Obviously, there is no way Universal Genius Leonardo da Vinci was unaware of this knowledge due to his notable interaction with many aspects of the natural world, including lions. He made several detailed sketches and studies of cats and lions that were part of his broader interest in animal anatomy and motion.

One of Leonardo’s lesser-known but fascinating creations was a mechanical lion. In 1515, to honor the meeting between King Francis I of France and Pope Leo X, Leonardo designed an automaton lion that could walk and present flowers. This creation was a marvel of engineering and showcased Leonardo’s ingenuity to blend art with technology. The mechanical lion symbolized the strength and power of King Francis I and served as a diplomatic gesture highlighting the meeting’s significance. The lion’s ability to move and interact demonstrated Leonardo’s mastery of mechanics and his innovative spirit.

In conclusion, the Lion blended into the landscape as an integral part of it, reveals the power and nobility hidden within the painting. It is also possible to see a human figure carved into rock above the lion. It’s like a visual prophecy of the work Le Brun will do years later, comparing the human and lion head physiognomies. When we look in more detail, we can also see a lion’s claw and curly feather motifs hidden in the details on the left side of the picture. It is as though Leonardo’s later motifs of lions, motion, and portraits of humans were combined experimentally within the landscape and became an integral part of it. This work strongly showcases how Leonardo approached portraiture and allegorical representations by integrating physiognomic principles, by imbuing his subjects with symbolic meaning and increasing the narrative and emotional impact of his mastery in Western art. Accordingly, the emphasis on the lion’s nobility and power in Physiognomics found its way as an integral part of this Landscape painting in which two rocks are adorned with the lion and a human as if Leonardo’s self- portrait, suggesting his creative mastery and strength that will revolutionize the course of the Italian painting.

 REFERENCES

Flavio Caroli, Leonardo: Studi di fisiognomica. Leonardo, 1991.

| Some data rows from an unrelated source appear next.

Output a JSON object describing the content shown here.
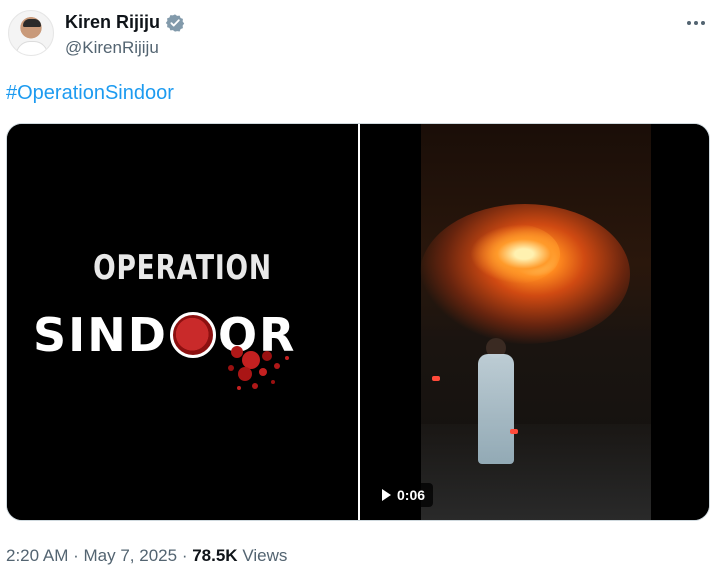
{
  "author": {
    "display_name": "Kiren Rijiju",
    "handle": "@KirenRijiju",
    "verified_icon": "verified-badge-icon"
  },
  "tweet": {
    "text": "#OperationSindoor"
  },
  "media": {
    "image": {
      "title_line1": "OPERATION",
      "title_line2_part1": "SIND",
      "title_line2_part2": "OR"
    },
    "video": {
      "duration": "0:06",
      "play_icon": "play-icon"
    }
  },
  "meta": {
    "time": "2:20 AM",
    "separator": "·",
    "date": "May 7, 2025",
    "views_count": "78.5K",
    "views_label": "Views"
  },
  "colors": {
    "accent": "#1d9bf0",
    "secondary_text": "#536471",
    "primary_text": "#0f1419"
  }
}
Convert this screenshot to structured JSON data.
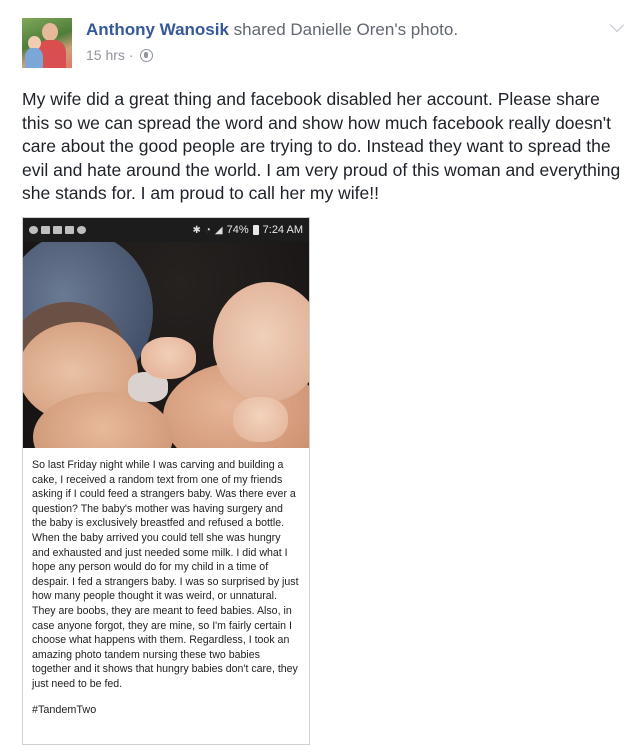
{
  "post": {
    "author": "Anthony Wanosik",
    "shared_text": "shared Danielle Oren's photo.",
    "timestamp": "15 hrs",
    "separator": "·",
    "privacy_icon": "globe-icon",
    "options_icon": "chevron-down-icon",
    "text": "My wife did a great thing and facebook disabled her account. Please share this so we can spread the word and show how much facebook really doesn't care about the good people are trying to do. Instead they want to spread the evil and hate around the world. I am very proud of this woman and everything she stands for. I am proud to call her my wife!!"
  },
  "screenshot": {
    "status_bar": {
      "battery": "74%",
      "time": "7:24 AM"
    },
    "caption": "So last Friday night while I was carving and building a cake, I received a random text from one of my friends asking if I could feed a strangers baby. Was there ever a question? The baby's mother was having surgery and the baby is exclusively breastfed and refused a bottle. When the baby arrived you could tell she was hungry and exhausted and just needed some milk. I did what I hope any person would do for my child in a time of despair. I fed a strangers baby. I was so surprised by just how many people thought it was weird, or unnatural. They are boobs, they are meant to feed babies. Also, in case anyone forgot, they are mine, so I'm fairly certain I choose what happens with them. Regardless, I took an amazing photo tandem nursing these two babies together and it shows that hungry babies don't care, they just need to be fed.",
    "hashtag": "#TandemTwo"
  }
}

Flavio Caroli, L’anima e il volto: Ritratto e fisiognomica da Leonardo a Bacon. Electa, 1998.

Flavio Caroli, Storia della fisiognomica: Arte e psicologia da Leonardo a Freud. Nuova ed., Mondadori Electa, 2012.

Costantino D’Orazio, AR – Frammenti d’Arte: AR. Leonardo: svelati nuovi enigmi, Rai News24

Giorgio Vasari, Le vite de’ più eccellenti pittori, scultori e architettori, Vita di Lionardo da Vinci pittore e scultore fiorentino, edizione giuntina del 1568.